6. If you use the word Hitler and forgiveness in the same sentence, you are still not clear on the subject. Your job is not to figure out how to forgive Adolf Hitler. Your job in regards to Mr. Hitler is to make sure that you stand up against anyone who claims to have his kind of power in the present day. You diminish the whole concept and beauty of forgiveness by bringing up great catastrophes of human nature. You cannot bring back the 6 million Jews who died due to his insanity by claiming to be so masterful as to forgive him. You can best relate to him by understanding that he was a human being with serious problems, and that there will be human beings with serious problems again, and your job is to confront them, not to try and redeem the past.
7. Lastly, to forgive is not to imagine that you will succeed in this life-time. Some people have wounded greatly, I know.
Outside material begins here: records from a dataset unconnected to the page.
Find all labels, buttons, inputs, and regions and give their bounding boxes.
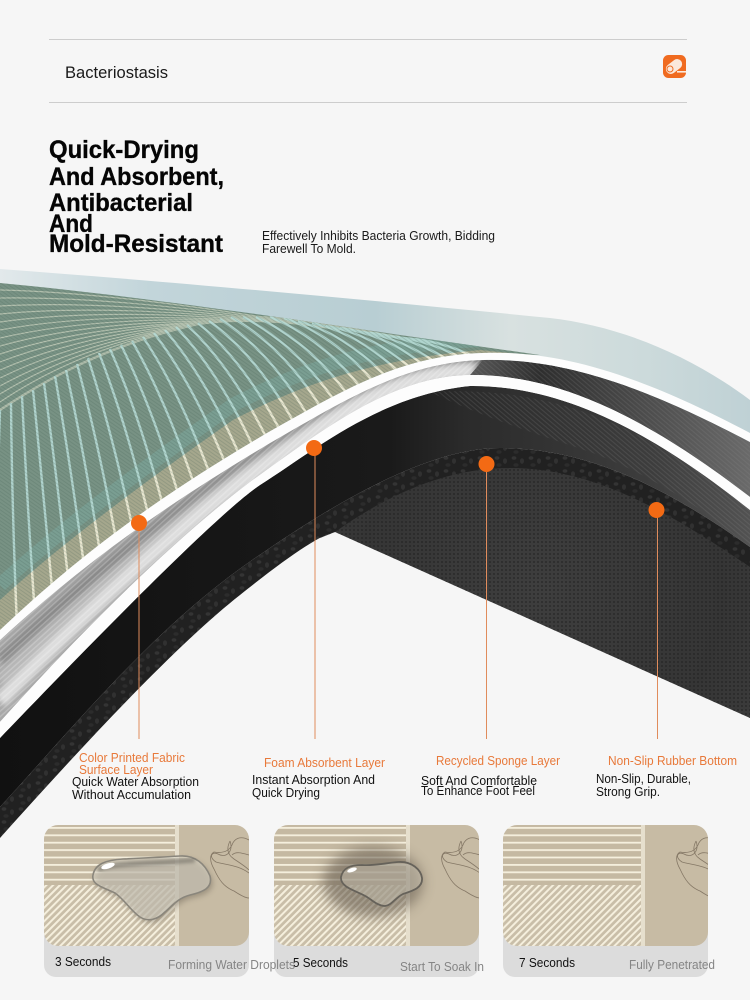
- layer: color printed fabric: [0, 283, 540, 630]
- callout pointers: [131, 440, 664, 739]
- layer: rubber bottom: [320, 462, 750, 718]
- caption: 5 Seconds: [293, 956, 348, 970]
- mat cross-section illustration: [0, 269, 750, 838]
- title: Quick-Drying: [49, 136, 199, 164]
- label: color printed fabric: Color Printed Fabric: [79, 751, 185, 765]
- layer: clear top film: [0, 269, 750, 445]
- subtitle: [262, 229, 495, 256]
- water droplet: [93, 856, 213, 923]
- header bar: [49, 39, 687, 103]
- label: non-slip rubber bottom: Non-Slip Rubber Bottom: [608, 754, 737, 768]
- label: recycled sponge layer: [421, 754, 560, 798]
- pointer: rubber bottom: [648, 502, 664, 739]
- card: 7 seconds: Fully Penetrated: [629, 958, 715, 972]
- layer: sponge underside: [0, 386, 750, 807]
- subtitle: Farewell To Mold.: [262, 242, 356, 256]
- pointer: sponge layer: [478, 456, 494, 739]
- water droplet: [341, 862, 422, 906]
- label: color printed fabric: Quick Water Absorption: [72, 775, 199, 789]
- label: non-slip rubber bottom: Non-Slip, Durable,: [596, 772, 691, 786]
- label: recycled sponge layer: To Enhance Foot Feel: [421, 784, 535, 798]
- white band: upper: [0, 353, 750, 640]
- pointer: foam layer: [306, 440, 322, 739]
- pointer: fabric surface: [131, 515, 147, 739]
- soak shadow: [323, 847, 423, 917]
- label: non-slip rubber bottom: [596, 754, 737, 799]
- subtitle: Effectively Inhibits Bacteria Growth, Bidding: [262, 229, 495, 243]
- caption: 3 Seconds: [55, 955, 111, 969]
- label: color printed fabric: [72, 751, 199, 802]
- title: And: [49, 210, 93, 238]
- label: foam absorbent layer: Instant Absorption And: [252, 773, 375, 787]
- label: color printed fabric: Surface Layer: [79, 763, 153, 777]
- header label: Bacteriostasis: [65, 64, 168, 82]
- white band: lower: [0, 375, 750, 738]
- card: 5 seconds: [265, 825, 490, 977]
- title: [49, 136, 224, 258]
- label: recycled sponge layer: Soft And Comfortable: [421, 774, 537, 788]
- layer: recycled sponge edge: [0, 448, 750, 838]
- label: recycled sponge layer: Recycled Sponge Layer: [436, 754, 560, 768]
- title: And Absorbent,: [49, 163, 224, 191]
- title: Mold-Resistant: [49, 230, 224, 258]
- title: Antibacterial: [49, 189, 193, 217]
- card: 3 seconds: Forming Water Droplets: [168, 958, 295, 972]
- label: foam absorbent layer: Quick Drying: [252, 786, 320, 800]
- card: 7 seconds: [500, 825, 725, 977]
- card: 5 seconds: Start To Soak In: [400, 960, 484, 974]
- droplet highlight: [347, 867, 357, 873]
- label: non-slip rubber bottom: Strong Grip.: [596, 785, 660, 799]
- card: 3 seconds: [34, 825, 295, 977]
- icon: pill: [663, 55, 686, 78]
- caption: 7 Seconds: [519, 956, 575, 970]
- label: foam absorbent layer: Foam Absorbent Layer: [264, 756, 385, 770]
- label: color printed fabric: Without Accumulation: [72, 788, 191, 802]
- label: foam absorbent layer: [252, 756, 385, 800]
- layer: foam absorbent: [0, 350, 750, 730]
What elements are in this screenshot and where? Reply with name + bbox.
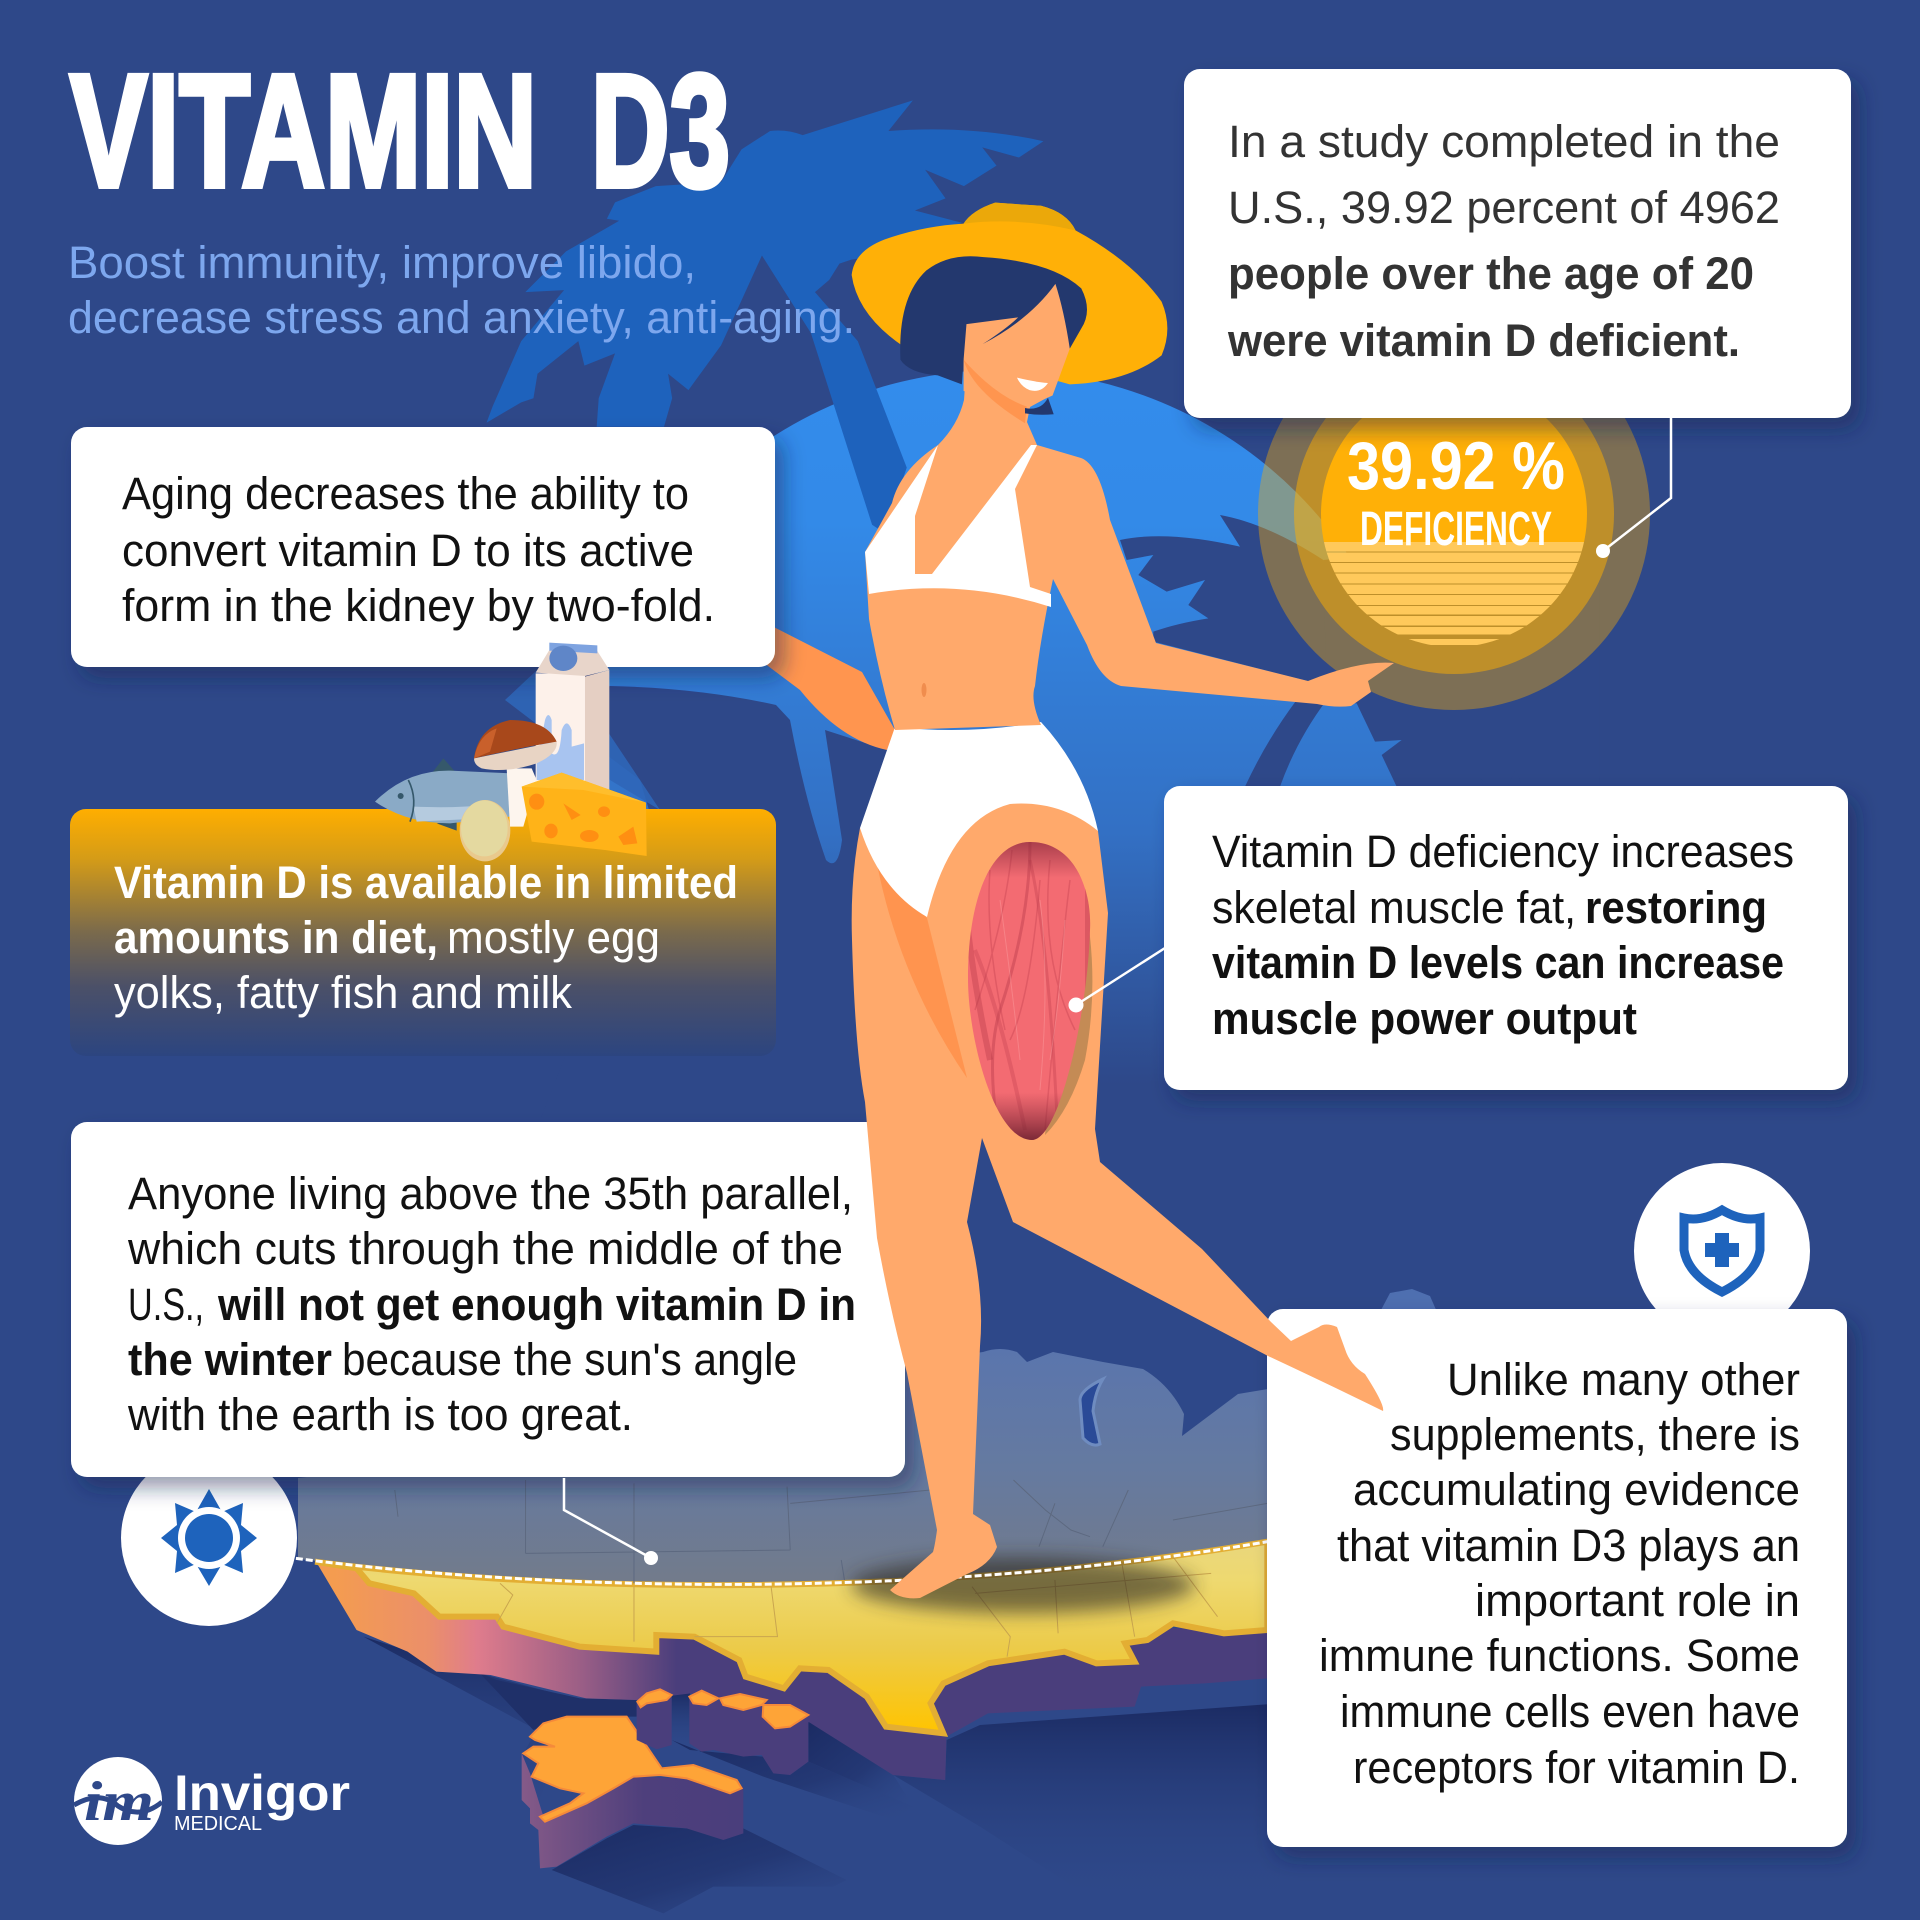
icon: milk carton bbox=[536, 643, 609, 790]
text: muscle: muscle power output bbox=[1212, 993, 1637, 1044]
figure: head bbox=[900, 256, 1087, 423]
parallel dashed line bbox=[296, 1542, 1267, 1584]
text: study: people over the age of 20 bbox=[1228, 248, 1754, 299]
text: study: were vitamin D deficient. bbox=[1227, 315, 1740, 366]
card: aging bbox=[71, 427, 775, 667]
text: study: U.S., 39.92 percent of 4962 bbox=[1228, 182, 1780, 233]
text: diet: Vitamin D is available in limited bbox=[114, 857, 738, 908]
palm tree: top bbox=[487, 100, 1043, 533]
palm leaf: lower left highlight bbox=[505, 670, 660, 810]
map: USA north, winter zone bbox=[298, 1349, 1300, 1587]
icon: mushroom bbox=[474, 720, 557, 827]
card: immune bbox=[1267, 1309, 1847, 1847]
palm fronds: lower left bbox=[540, 686, 887, 1120]
subtitle bbox=[68, 237, 855, 343]
figure: back arm bbox=[760, 620, 895, 750]
icon: cheese bbox=[522, 773, 647, 856]
card: diet bbox=[70, 809, 776, 1056]
map: side wall bbox=[315, 1560, 1267, 1780]
text: immune bbox=[1319, 1354, 1800, 1793]
text: aging: Aging decreases the ability to bbox=[122, 468, 689, 519]
text: muscle: restoring bbox=[1585, 882, 1767, 933]
text: diet bbox=[114, 857, 738, 1018]
logo: Invigor Medical: MEDICAL bbox=[174, 1813, 262, 1835]
text: diet: yolks, fatty fish and milk bbox=[114, 967, 572, 1018]
text: parallel: Anyone living above the 35th parallel, bbox=[128, 1168, 853, 1219]
text: immune: important role in bbox=[1475, 1575, 1800, 1626]
text: immune: immune cells even have bbox=[1340, 1686, 1800, 1737]
text: parallel: with the earth is too great. bbox=[127, 1389, 633, 1440]
logo: Invigor Medical bbox=[74, 1757, 350, 1845]
text: parallel: will not get enough vitamin D in bbox=[217, 1279, 856, 1330]
text: immune: receptors for vitamin D. bbox=[1353, 1742, 1800, 1793]
sun disc backdrop bbox=[580, 370, 1420, 1210]
palm tree: right bbox=[1120, 515, 1600, 787]
text: immune: immune functions. Some bbox=[1319, 1630, 1800, 1681]
text: parallel: because the sun's angle bbox=[342, 1334, 797, 1385]
title: VITAMIN bbox=[70, 41, 537, 220]
map: foot shadow bbox=[851, 1557, 1195, 1613]
map: Alaska bbox=[522, 1717, 743, 1868]
subtitle: Boost immunity, improve libido, bbox=[68, 237, 696, 288]
text: parallel: U.S., bbox=[128, 1279, 204, 1330]
map: Lake Michigan bbox=[1080, 1379, 1103, 1445]
text: study bbox=[1227, 116, 1780, 366]
figure: bikini top bbox=[865, 445, 1051, 607]
figure: navel bbox=[922, 683, 926, 697]
figure: inner thigh shade bbox=[877, 864, 967, 1078]
text: muscle: Vitamin D deficiency increases bbox=[1212, 826, 1794, 877]
text: immune: accumulating evidence bbox=[1353, 1464, 1800, 1515]
shield icon circle bbox=[1634, 1163, 1810, 1339]
icon: egg bbox=[460, 800, 510, 861]
map state lines bbox=[395, 1480, 1267, 1657]
text: muscle: vitamin D levels can increase bbox=[1212, 937, 1784, 988]
text: muscle: skeletal muscle fat, bbox=[1212, 882, 1576, 933]
map: west coast edge bbox=[299, 1480, 353, 1565]
figure: woman bbox=[852, 203, 1394, 1598]
sun badge bbox=[1258, 418, 1650, 710]
text: parallel bbox=[127, 1168, 856, 1440]
logo: Invigor Medical: im bbox=[84, 1771, 154, 1833]
map: south, sunny zone bbox=[315, 1542, 1267, 1733]
text: aging bbox=[122, 468, 715, 631]
logo: Invigor Medical: Invigor bbox=[174, 1765, 350, 1821]
text: immune: that vitamin D3 plays an bbox=[1337, 1520, 1800, 1571]
figure: legs bbox=[852, 785, 1383, 1598]
card: study bbox=[1184, 69, 1851, 418]
text: immune: supplements, there is bbox=[1390, 1409, 1800, 1460]
connector: parallel bbox=[564, 1478, 658, 1565]
subtitle: decrease stress and anxiety, anti-aging. bbox=[68, 292, 855, 343]
map: Maine peeking above card bbox=[1381, 1289, 1437, 1312]
badge value bbox=[1347, 428, 1565, 556]
icon: fish bbox=[375, 758, 510, 831]
text: study: In a study completed in the bbox=[1228, 116, 1780, 167]
card: parallel bbox=[71, 1122, 905, 1477]
text: diet: amounts in diet, bbox=[114, 912, 438, 963]
figure: exposed muscle bbox=[968, 842, 1092, 1140]
text: aging: form in the kidney by two-fold. bbox=[122, 580, 715, 631]
map: Hawaii bbox=[637, 1689, 808, 1775]
connector: sun badge bbox=[1596, 418, 1671, 558]
badge value: DEFICIENCY bbox=[1360, 503, 1552, 556]
text: aging: convert vitamin D to its active bbox=[122, 525, 694, 576]
text: parallel: which cuts through the middle of the bbox=[127, 1223, 843, 1274]
badge value: 39.92 % bbox=[1347, 428, 1565, 504]
sun icon circle bbox=[121, 1450, 297, 1626]
text: diet: mostly egg bbox=[447, 912, 660, 963]
long shadows of map bbox=[363, 1637, 1280, 1913]
figure: bikini bottom bbox=[860, 722, 1098, 917]
title: D3 bbox=[591, 41, 730, 220]
figure: hat bbox=[852, 203, 1167, 384]
figure: torso and arm bbox=[865, 284, 1394, 730]
connector: muscle bbox=[1068, 948, 1165, 1012]
text: parallel: the winter bbox=[128, 1334, 332, 1385]
text: immune: Unlike many other bbox=[1447, 1354, 1800, 1405]
text: muscle bbox=[1212, 826, 1794, 1044]
food illustration bbox=[375, 643, 647, 861]
card: muscle bbox=[1164, 786, 1848, 1090]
Your job may simply to begin to walk the road of forgiveness, not to arrive at the pot of gold at the end of the rainbow. By prying past hurts off your heart like so many sticky, clinging vines holding you back, you are doing the work of forgiveness, even if you never ever succeed in making them stop growing. But to live a human life, I think at the very least you have to walk the road of forgiveness.
These are some suggestions. You may think of others.
But there is nothing terribly divine about all this work. Nothing terribly godly about it. It strikes me as very, very human. And in this season when our Jewish sisters and brothers are looking at the concepts of forgiveness and expectations so thoroughly, can we do any less?
I can give you no good reason to tell me you are offended.I can offer you no good reason to tell me "oh, its just human nature." But I can think of a thousand reasons to forgive, all of them gloriously human. Praise be for the opportunity to forgive, today, tomorrow and forever.
Ending Thought: Kol Nidrei [back to top]
And now all vows we have made or shall make in the year to come, vows to conform and say we are all the same; all promises we have made under duress of the modern age which offers us idols of unending achievement and fame if we would but conform and refuse to think or love, are now, by the power of these words and the presence of the spirit of love, nullified, cancelled, undone and made as nothing.
Now the work of forgiveness can begin, for we are once more free to no longer give ourselves away or sell ourselves for the price of approval. For all vows of conformity are nullified, cancelled, undone and made as nothing. Now we are free to be ourselves, for all vows, all promises we have made to not be ourselves are cancelled, nullified, undone and made as nothing. Amein.